Right-hander Chris Archer, who went 1-1 with a 4.66 ERA in six appearances (five starts) during an injury-shortened season with the Tampa Bay Rays in 2021, will make his first start for the Twins after signing a one-year, $3.5 million deal on March 28.

Heaney is 1-0 with a 2.70 ERA in four career appearances and three starts against Minnesota, including 1-0 with a 2.77 ERA in two starts at Target Field. That win came last July 22, when he outdueled Kenta Maeda in a 3-2 victory for the Angels, allowing two runs on four hits over seven innings while striking out seven.

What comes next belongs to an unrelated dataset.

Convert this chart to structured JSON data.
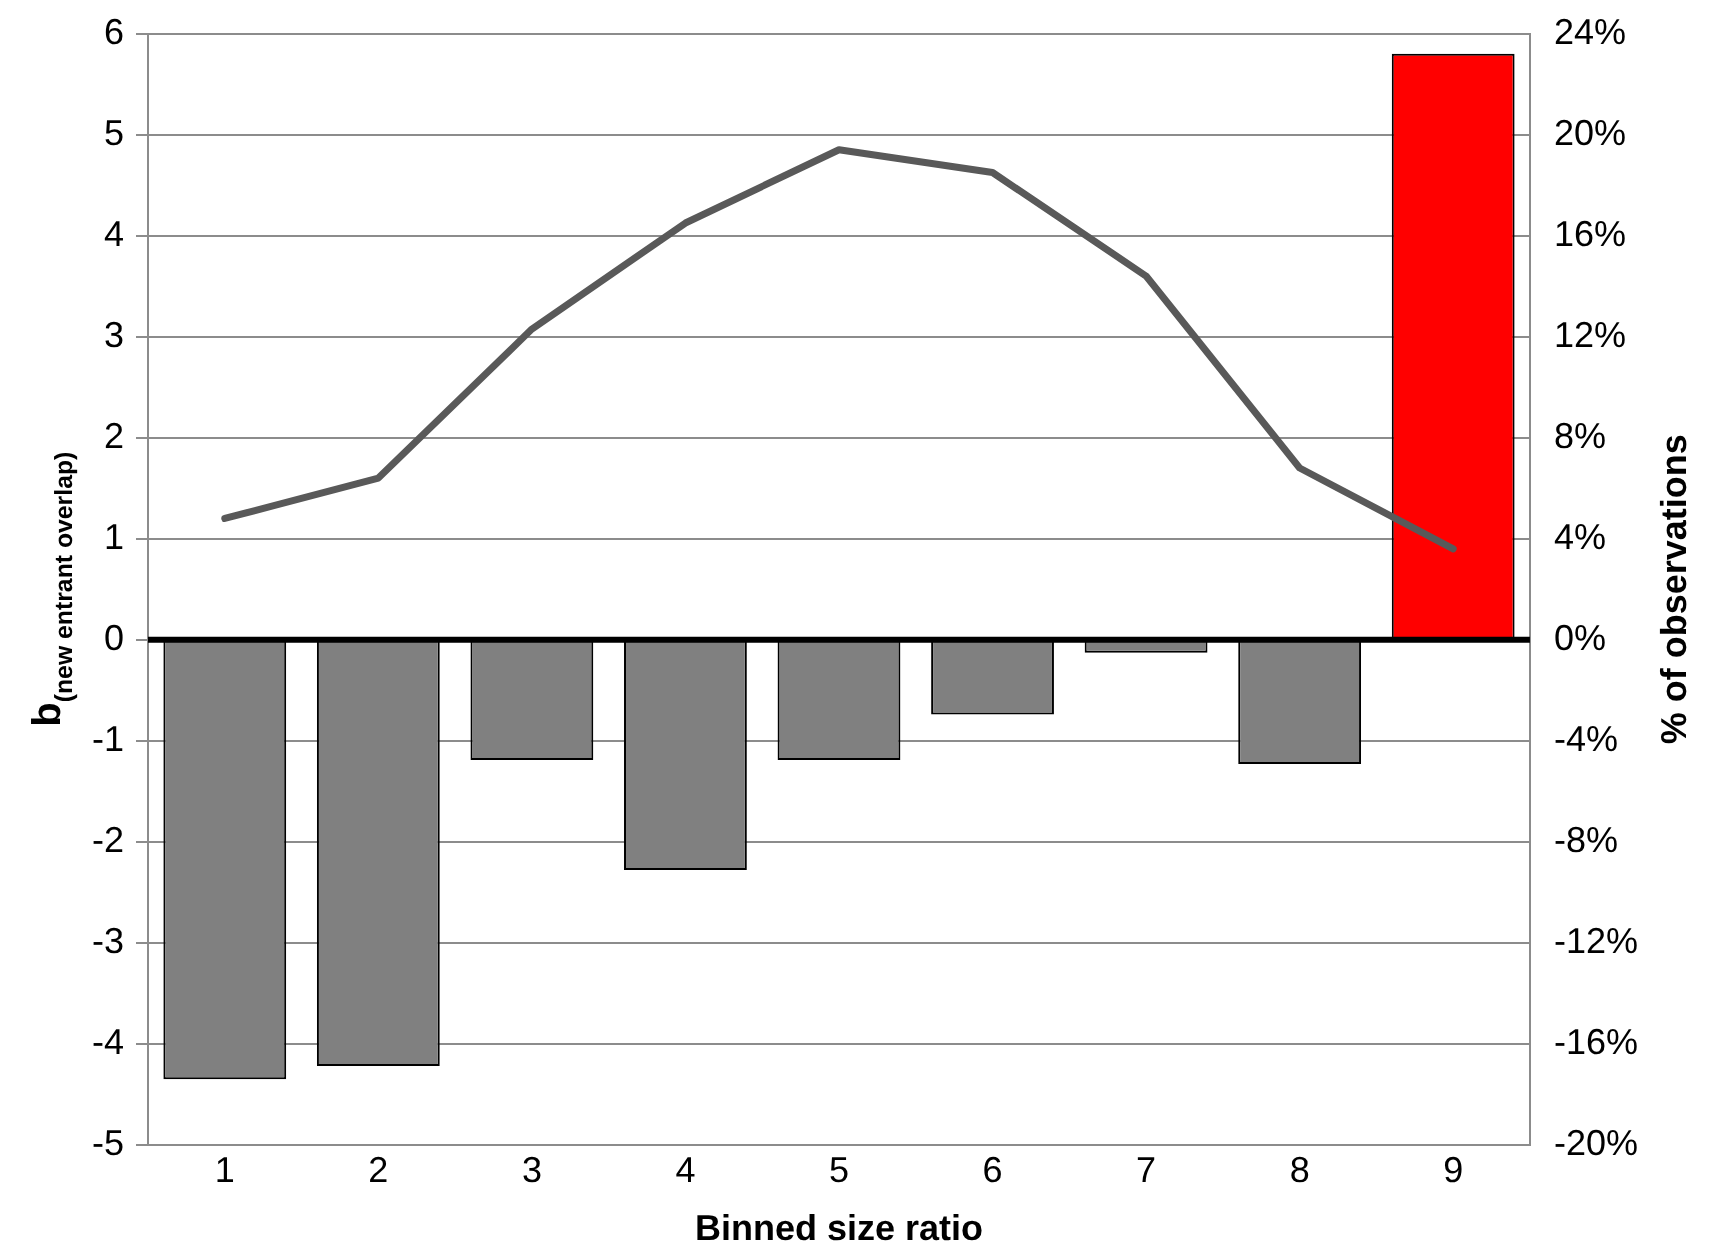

Archer, an All-Star in 2015 and 2017 with the Rays, is 0-3 with a 6.19 ERA in three career starts against the Dodgers.

Los Angeles had Monday off after sputtering to a 1-2 start to the season against the Colorado Rockies, including a 9-4 loss on Sunday afternoon in windy Denver. An offense billed by some as the best in baseball after adding former National League MVP Freddie Freeman managed just 11 runs and four extra-base hits over three games in the launching pad known as Coors Field with backup catcher Austin Barnes hitting the lone home run.

The Dodgers went 6-for-23 with runners in scoring position and left 21 runners in scoring position in the series.

“We didn’t play good baseball,” Los Angeles manager Dave Roberts said. “I thought we pitched well at times. We weren’t good situationally, as far as when we had guys on base, to cash runs in. Defensively, on the bases — I just don’t think that we played our type of baseball this series.”

Dodgers outfielder Chris Taylor added, “Obviously we expect to produce. We know we have, top to bottom, the best lineup in baseball, and we didn’t show that this weekend.”

Minnesota also got off to a rough start to its season-opening series, managing just four hits in each of its first two games against the visiting Seattle Mariners while dropping 2-1 and 4-3 decisions. However, the Twins bounced back to win the final two games of the series with a six-homer, 10-4 victory on Sunday followed by a 10-hit, 4-0 win on Monday night.

Center fielder Byron Buxton homered in three consecutive plate appearances on Saturday and Sunday and is batting .333 (5-for-15) with four RBIs and five runs. Third baseman Luis Arraez, who went 3-for-4 with an RBI and run on Monday, is batting .556 (5-for-9) while catcher Gary Sanchez leads the team with five RBIs, including a grand slam in the Sunday win.

The talk after the Monday victory, however, was the Twins’ pitching performance. Starter Dylan Bundy allowed just one hit over five innings and four relievers combined to one-hit the Mariners the rest of the way. Rookie right-hander Jhoan Duran threw nine of his 11 pitches during a 1-2-3 ninth over 100 mph. One fastball officially clocked at 102 mph per Statcast, the hardest pitch thrown by a Twins pitcher in the pitch-tracking era.

“I’m glad I’m not hitting, I’ll tell you that,” Minnesota manager Rocco Baldelli said. “I haven’t seen 102 too many times. I know guys throw hard these days, but that’s some next-level stuff.”